Her remains will arrive at St Brigid’s Church, Kill, for her funeral Mass at 12 noon, which will be followed by private burial.
One of the country's most respected and influential broadcasters, she died suddenly at her home in Punchestown on Thursday shortly after returning from a trip to India to attend a friend's wedding.
Tom McGuire, the head of RTÉ Radio 1, on which Finucane (69) presented two programmes on weekends, said the station learned she had died in her sleep when the production team made a routine call to check on preparations for Saturday morning’s show.
Over the course of a career spanning almost five decades, she was at the vanguard of media and social change in Irish life, in particular when it came to the position and rights of Irish women. For millions of listeners across generations, her voice was as familiar as that of close family members.
For the last 15 years, under her stewardship, weekend morning radio, previously regarded as a graveyard slot, became hugely popular, with The Marian Finucane Show regularly ranking among RTÉ’s most listened to shows. She relished the fact that she had spotted the trend towards weekend listening before anyone else in RTÉ.
Her most memorable interview was with her great friend, the writer Nuala O’Faolain, in 2009, when O’Faolain was terminally ill with cancer. It remains an extraordinary, heartbreakingly intimate piece of work, among the greatest of its kind.

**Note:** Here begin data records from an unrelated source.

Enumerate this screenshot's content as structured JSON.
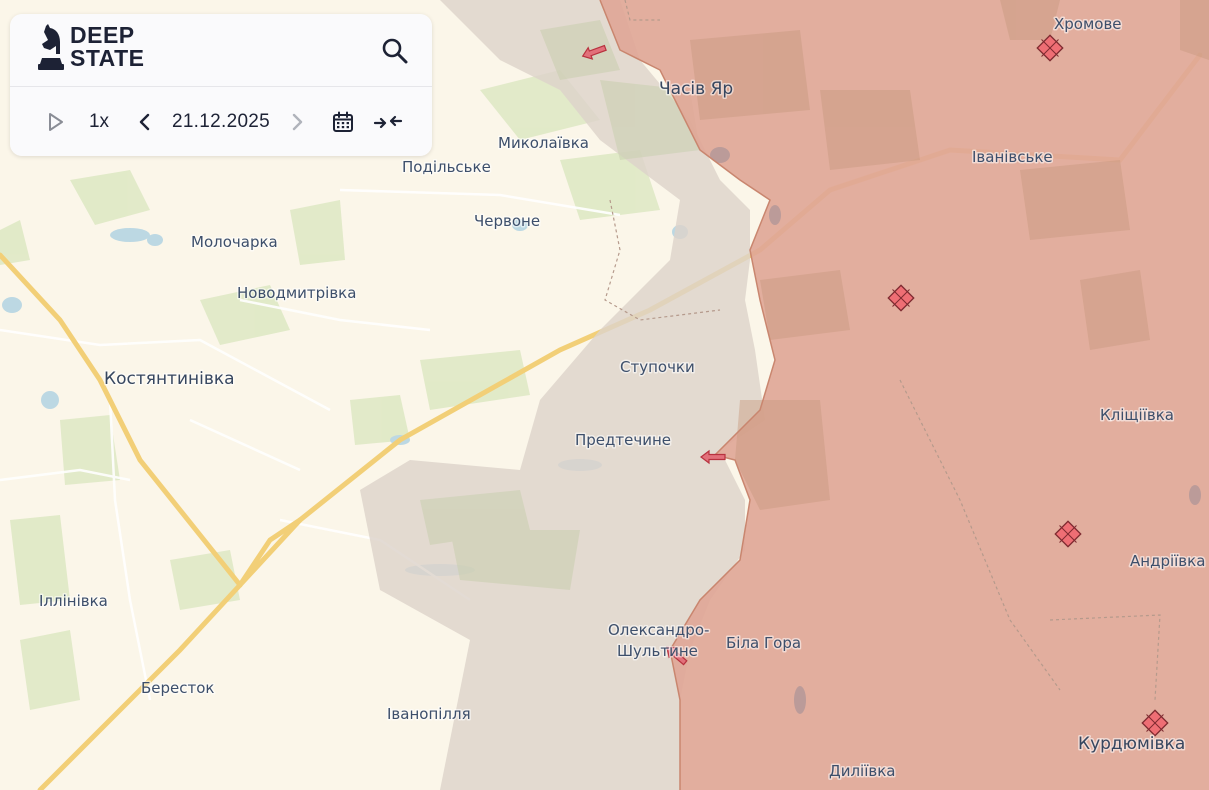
{
  "app": {
    "brand_line1": "DEEP",
    "brand_line2": "STATE",
    "logo_icon": "knight-chess-icon"
  },
  "controls": {
    "play_icon": "play-icon",
    "speed": "1x",
    "prev_icon": "chevron-left-icon",
    "date": "21.12.2025",
    "next_icon": "chevron-right-icon",
    "calendar_icon": "calendar-icon",
    "compare_icon": "collapse-arrows-icon",
    "search_icon": "search-icon"
  },
  "colors": {
    "base_map": "#fbf6e9",
    "occupied_zone": "#e0aa9c",
    "gray_zone": "#ddd5cc",
    "road_major": "#f3d27a",
    "forest": "#dfe9c6",
    "water": "#b9d6e0",
    "attack_marker": "#e05a64",
    "border": "#c9866f"
  },
  "places": [
    {
      "id": "khromove",
      "name": "Хромове"
    },
    {
      "id": "chasiv-yar",
      "name": "Часів Яр"
    },
    {
      "id": "mykolaivka",
      "name": "Миколаївка"
    },
    {
      "id": "ivanivske",
      "name": "Іванівське"
    },
    {
      "id": "podilske",
      "name": "Подільське"
    },
    {
      "id": "chervone",
      "name": "Червоне"
    },
    {
      "id": "molocharka",
      "name": "Молочарка"
    },
    {
      "id": "novodmytrivka",
      "name": "Новодмитрівка"
    },
    {
      "id": "kostiantynivka",
      "name": "Костянтинівка"
    },
    {
      "id": "stupochky",
      "name": "Ступочки"
    },
    {
      "id": "klishchiivka",
      "name": "Кліщіївка"
    },
    {
      "id": "predtechyne",
      "name": "Предтечине"
    },
    {
      "id": "andriivka",
      "name": "Андріївка"
    },
    {
      "id": "illinivka",
      "name": "Іллінівка"
    },
    {
      "id": "oleksandro",
      "name": "Олександро-"
    },
    {
      "id": "shultyne",
      "name": "Шультине"
    },
    {
      "id": "bila-hora",
      "name": "Біла Гора"
    },
    {
      "id": "berestok",
      "name": "Бересток"
    },
    {
      "id": "ivanopillia",
      "name": "Іванопілля"
    },
    {
      "id": "kurdiumivka",
      "name": "Курдюмівка"
    },
    {
      "id": "dyliivka",
      "name": "Диліївка"
    }
  ],
  "markers": {
    "attack_direction_icon": "attack-arrow-icon",
    "occupied_settlement_icon": "red-diamond-grid-icon"
  }
}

A special episode of The Marian Finucane Show, presented by Rachael English, aired on RTÉ Radio One on Saturday morning. The two-hour programme featured tributes from colleagues and friends and reflected on Finucane's best moments in broadcasting.
Regular stand-in presenter Brendan O’Connor will front the show on Sunday morning.
She is survived her her husband John Clarke, their son Jack, and her stepsons Jocelyn, Neil and Timothy. Her daughter Sinead died of leukaemia, aged eight, in 1990.